Stage 1 — Video to Tensor

Configuration

ParameterValue
frames_per_video64
image_size256 × 256
processing_modegpu
clip_duration10 seconds

Running the Preprocessor

python video_classification_project/src/data/preprocess_videos.py
This launches an interactive CLI that prompts for processing mode (CPU or GPU) and a per-subcategory frame sampling strategy.

Frame Sampling Strategies

Samples frames evenly across the entire video duration. Best for content with consistent visual characteristics throughout.
start_frame = 0
end_frame = total_frames
step = sampling_frames / max_frames
frame_indices = [start_frame + int(i * step) for i in range(max_frames)]

GPU Batch Processing

On the NVIDIA A100 MIG partition the preprocessor batches frame tensors onto the GPU for normalization, using ImageNet statistics:
normalize_mean = torch.tensor([0.485, 0.456, 0.406], device='cuda:0').view(3, 1, 1)
normalize_std  = torch.tensor([0.229, 0.224, 0.225], device='cuda:0').view(3, 1, 1)

def normalize_on_gpu(self, tensor_batch):
    return (tensor_batch - self.normalize_mean) / self.normalize_std
Batch size is computed dynamically from available GPU memory (using 40% of free VRAM) with a hard cap of 4 for MIG safety.

Output Format

Each subcategory produces a processed_data.pt file:
data_dict = {
    'videos': processed_data,        # Tensor [N, T, C, H, W]
    'labels': torch.tensor(labels),  # Tensor [N]
    'filenames': filenames,           # List[str]
    'category_mapping': {category: category_idx}
}
torch.save(data_dict, split_output_dir / 'processed_data.pt')
A companion metadata.json records frames per video, image size, sampling strategy, processing mode, and augmentation flag.

Stage 2 — CNN Feature Extraction

EnhancedFeatureExtractor runs a frozen pretrained CNN backbone over every .pt file and writes per-split HDF5 feature files.

Supported Backbones

BackboneFeature DimWeights
ResNet-502048IMAGENET1K_V2
ResNet-1012048IMAGENET1K_V2
EfficientNet-V2-S1280IMAGENET1K_V1
EfficientNet-V2-M1280IMAGENET1K_V1
The recommended backbone is EfficientNet-V2-S (feature dim 1280), which is what the production checkpoints were trained on.

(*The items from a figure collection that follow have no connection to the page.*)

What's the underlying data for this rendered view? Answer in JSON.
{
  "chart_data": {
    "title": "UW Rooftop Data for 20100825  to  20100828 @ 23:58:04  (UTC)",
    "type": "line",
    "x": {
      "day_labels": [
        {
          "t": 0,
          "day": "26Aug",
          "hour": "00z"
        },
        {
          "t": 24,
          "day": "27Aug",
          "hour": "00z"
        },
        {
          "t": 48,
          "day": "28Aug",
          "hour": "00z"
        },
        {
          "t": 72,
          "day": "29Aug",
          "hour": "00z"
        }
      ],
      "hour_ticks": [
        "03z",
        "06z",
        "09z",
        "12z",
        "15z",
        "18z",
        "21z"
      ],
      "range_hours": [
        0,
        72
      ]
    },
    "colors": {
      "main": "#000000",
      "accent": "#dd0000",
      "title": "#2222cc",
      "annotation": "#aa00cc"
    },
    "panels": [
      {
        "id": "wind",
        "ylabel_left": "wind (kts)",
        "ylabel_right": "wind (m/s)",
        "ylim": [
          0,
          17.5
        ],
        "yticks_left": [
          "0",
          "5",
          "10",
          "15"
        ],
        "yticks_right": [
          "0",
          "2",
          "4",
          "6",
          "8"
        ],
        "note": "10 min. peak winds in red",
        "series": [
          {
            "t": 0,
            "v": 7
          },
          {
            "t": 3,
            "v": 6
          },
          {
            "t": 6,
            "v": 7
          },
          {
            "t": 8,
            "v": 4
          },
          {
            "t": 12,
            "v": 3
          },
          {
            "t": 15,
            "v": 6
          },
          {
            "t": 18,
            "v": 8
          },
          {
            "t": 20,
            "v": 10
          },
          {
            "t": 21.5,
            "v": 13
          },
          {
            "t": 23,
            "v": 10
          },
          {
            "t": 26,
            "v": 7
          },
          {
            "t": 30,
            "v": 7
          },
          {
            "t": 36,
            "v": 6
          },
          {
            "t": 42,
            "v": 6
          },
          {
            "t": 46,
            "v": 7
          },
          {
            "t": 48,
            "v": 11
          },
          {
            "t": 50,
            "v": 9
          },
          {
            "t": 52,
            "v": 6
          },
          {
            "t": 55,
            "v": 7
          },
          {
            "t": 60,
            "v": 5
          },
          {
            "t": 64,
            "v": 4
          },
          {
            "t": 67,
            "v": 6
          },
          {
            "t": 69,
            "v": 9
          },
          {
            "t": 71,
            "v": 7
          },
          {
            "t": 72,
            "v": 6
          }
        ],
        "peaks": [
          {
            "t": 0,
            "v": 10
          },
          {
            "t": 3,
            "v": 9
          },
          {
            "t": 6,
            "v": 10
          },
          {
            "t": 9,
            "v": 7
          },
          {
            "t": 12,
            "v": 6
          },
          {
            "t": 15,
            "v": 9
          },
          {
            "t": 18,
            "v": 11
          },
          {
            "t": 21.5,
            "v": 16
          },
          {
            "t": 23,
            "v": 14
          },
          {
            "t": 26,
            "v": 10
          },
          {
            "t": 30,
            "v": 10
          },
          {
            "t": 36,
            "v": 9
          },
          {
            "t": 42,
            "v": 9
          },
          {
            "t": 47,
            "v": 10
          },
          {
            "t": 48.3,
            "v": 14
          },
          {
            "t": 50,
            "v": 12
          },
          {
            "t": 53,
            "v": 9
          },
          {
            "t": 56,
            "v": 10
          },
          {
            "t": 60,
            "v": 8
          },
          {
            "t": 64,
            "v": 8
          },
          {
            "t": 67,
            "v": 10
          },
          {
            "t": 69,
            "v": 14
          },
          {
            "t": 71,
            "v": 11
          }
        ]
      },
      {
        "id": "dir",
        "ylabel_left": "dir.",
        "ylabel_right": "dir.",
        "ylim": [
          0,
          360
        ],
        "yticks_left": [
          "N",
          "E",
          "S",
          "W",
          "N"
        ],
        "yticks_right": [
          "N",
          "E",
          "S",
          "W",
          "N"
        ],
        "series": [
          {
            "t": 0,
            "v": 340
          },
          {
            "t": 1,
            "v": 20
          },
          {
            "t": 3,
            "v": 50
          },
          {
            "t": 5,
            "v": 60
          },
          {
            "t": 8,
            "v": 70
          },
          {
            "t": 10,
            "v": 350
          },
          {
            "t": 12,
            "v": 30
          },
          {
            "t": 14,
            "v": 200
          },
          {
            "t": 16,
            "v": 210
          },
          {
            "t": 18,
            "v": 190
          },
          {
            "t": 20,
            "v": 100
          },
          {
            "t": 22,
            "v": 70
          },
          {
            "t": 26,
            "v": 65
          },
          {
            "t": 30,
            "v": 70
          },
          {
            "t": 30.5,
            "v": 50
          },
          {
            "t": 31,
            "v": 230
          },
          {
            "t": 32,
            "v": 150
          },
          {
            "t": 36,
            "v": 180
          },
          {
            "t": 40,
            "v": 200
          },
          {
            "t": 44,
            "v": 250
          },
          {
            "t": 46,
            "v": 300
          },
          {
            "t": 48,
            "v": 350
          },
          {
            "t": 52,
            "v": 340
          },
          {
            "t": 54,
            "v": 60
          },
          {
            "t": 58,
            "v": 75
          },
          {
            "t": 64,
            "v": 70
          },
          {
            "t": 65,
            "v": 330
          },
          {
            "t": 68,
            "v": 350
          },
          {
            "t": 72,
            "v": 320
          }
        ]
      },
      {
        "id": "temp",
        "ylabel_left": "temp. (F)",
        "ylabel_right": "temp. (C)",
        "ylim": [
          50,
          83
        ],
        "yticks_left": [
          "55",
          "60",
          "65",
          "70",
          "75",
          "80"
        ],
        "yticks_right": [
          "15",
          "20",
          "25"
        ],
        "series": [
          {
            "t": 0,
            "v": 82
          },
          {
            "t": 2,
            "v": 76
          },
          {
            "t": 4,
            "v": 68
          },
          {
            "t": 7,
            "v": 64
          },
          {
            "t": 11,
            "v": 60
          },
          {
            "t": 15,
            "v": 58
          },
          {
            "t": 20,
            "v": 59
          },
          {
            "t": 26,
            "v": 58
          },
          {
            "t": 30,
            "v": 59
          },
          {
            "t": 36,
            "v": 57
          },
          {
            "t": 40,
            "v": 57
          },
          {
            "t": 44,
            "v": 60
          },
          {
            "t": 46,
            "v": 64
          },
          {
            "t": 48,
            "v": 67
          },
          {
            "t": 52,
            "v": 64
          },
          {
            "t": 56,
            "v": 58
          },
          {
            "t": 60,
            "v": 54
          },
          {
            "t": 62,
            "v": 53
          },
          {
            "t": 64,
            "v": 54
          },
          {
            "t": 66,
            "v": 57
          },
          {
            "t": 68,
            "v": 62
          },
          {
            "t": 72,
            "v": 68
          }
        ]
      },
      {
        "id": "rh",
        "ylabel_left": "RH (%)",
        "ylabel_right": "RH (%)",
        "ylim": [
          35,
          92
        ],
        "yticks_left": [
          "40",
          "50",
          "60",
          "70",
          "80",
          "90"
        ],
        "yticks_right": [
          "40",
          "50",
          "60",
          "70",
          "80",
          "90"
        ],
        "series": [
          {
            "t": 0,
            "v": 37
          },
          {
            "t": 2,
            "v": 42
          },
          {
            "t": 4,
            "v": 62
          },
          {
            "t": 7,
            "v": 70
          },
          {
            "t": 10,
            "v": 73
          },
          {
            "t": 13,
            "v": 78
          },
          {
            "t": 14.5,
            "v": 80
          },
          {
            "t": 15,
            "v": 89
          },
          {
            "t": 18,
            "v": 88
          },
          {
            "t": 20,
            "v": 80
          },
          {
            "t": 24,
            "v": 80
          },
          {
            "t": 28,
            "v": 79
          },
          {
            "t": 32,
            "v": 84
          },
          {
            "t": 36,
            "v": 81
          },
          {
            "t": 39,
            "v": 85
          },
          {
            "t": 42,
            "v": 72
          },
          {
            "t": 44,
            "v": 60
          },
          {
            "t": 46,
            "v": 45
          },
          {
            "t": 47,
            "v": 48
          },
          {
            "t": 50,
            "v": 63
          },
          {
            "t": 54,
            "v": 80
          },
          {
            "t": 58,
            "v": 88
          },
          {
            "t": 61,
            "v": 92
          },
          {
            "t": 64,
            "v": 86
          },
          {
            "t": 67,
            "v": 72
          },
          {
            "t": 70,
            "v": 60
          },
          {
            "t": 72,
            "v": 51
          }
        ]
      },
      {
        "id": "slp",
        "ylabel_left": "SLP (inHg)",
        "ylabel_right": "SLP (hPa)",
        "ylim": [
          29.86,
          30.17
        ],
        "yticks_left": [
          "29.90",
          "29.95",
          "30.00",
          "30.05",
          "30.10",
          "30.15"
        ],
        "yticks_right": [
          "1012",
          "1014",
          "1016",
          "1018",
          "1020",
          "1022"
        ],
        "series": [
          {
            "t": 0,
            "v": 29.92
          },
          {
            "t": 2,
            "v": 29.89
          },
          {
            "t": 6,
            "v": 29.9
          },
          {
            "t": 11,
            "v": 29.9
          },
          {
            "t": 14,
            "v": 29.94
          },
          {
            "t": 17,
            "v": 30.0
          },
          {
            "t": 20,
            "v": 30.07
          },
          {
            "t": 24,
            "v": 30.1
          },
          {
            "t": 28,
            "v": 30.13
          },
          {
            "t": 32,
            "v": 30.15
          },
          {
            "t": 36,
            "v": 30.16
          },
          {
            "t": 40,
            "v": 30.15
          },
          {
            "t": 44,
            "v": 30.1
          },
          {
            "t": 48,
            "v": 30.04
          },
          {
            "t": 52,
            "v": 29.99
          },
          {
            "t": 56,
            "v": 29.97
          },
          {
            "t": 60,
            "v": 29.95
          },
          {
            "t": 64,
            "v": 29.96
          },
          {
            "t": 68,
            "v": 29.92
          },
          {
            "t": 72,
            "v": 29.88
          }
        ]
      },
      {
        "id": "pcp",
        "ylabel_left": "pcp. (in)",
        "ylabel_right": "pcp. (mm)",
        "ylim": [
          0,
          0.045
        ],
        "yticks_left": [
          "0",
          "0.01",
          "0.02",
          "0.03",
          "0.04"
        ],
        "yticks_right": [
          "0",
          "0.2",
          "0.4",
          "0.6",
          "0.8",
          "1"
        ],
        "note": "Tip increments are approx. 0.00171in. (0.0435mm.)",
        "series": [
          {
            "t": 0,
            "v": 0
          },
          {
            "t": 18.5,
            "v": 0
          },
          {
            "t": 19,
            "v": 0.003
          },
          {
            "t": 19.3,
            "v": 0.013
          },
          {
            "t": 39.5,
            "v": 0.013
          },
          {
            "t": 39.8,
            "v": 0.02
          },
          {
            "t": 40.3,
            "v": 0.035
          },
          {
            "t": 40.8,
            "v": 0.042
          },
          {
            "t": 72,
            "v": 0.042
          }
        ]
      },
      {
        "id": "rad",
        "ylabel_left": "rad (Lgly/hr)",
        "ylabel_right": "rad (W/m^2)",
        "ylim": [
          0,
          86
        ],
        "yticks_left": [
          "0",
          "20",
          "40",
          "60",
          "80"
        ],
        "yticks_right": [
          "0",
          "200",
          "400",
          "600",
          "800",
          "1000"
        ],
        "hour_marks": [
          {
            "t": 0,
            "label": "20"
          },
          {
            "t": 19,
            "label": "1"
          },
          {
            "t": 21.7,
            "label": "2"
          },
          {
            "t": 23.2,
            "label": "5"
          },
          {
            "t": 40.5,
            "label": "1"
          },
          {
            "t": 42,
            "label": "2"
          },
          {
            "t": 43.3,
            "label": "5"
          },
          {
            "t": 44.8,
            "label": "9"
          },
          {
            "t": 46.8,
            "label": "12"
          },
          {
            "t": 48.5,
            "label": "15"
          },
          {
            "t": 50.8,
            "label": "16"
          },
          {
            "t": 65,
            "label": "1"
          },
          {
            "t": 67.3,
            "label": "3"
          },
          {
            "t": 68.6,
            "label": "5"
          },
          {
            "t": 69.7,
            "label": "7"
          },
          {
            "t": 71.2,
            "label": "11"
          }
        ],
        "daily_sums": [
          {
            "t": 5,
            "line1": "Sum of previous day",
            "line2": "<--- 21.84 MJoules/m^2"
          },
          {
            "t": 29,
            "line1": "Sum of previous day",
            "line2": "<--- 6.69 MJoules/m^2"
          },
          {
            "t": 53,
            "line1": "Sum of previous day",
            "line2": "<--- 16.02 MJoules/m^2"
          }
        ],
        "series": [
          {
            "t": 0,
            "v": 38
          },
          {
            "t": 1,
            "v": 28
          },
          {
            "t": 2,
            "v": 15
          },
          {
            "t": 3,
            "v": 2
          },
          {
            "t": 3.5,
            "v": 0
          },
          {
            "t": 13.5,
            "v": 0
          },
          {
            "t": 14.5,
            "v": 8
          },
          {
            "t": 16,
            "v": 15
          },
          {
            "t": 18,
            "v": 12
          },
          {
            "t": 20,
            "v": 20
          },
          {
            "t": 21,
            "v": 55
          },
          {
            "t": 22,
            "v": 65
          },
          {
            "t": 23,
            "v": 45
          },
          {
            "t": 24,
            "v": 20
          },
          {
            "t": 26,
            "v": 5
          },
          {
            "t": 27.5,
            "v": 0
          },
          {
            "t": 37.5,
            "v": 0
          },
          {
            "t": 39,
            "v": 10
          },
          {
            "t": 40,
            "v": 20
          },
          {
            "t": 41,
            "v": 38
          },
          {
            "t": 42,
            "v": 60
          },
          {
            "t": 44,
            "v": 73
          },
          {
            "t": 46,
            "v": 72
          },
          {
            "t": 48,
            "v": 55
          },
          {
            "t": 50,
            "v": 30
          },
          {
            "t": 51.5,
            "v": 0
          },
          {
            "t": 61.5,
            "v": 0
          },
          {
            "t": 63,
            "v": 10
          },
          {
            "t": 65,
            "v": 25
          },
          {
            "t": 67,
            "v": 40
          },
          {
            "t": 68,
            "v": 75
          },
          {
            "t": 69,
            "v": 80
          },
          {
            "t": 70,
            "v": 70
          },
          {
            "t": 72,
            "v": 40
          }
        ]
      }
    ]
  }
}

Instantiating the Extractor

from model_train_new import EnhancedFeatureExtractor

extractor = EnhancedFeatureExtractor(
    data_dir="data/processed",
    output_dir="data/features",
    backbone="efficientnet_v2_s",
    device="cuda",
    multi_scale=True
)

# Extract features for all three splits
extractor.extract_all_splits(batch_size=24)
extract_all_splits() calls extract_features_from_split() sequentially for train, val, and test.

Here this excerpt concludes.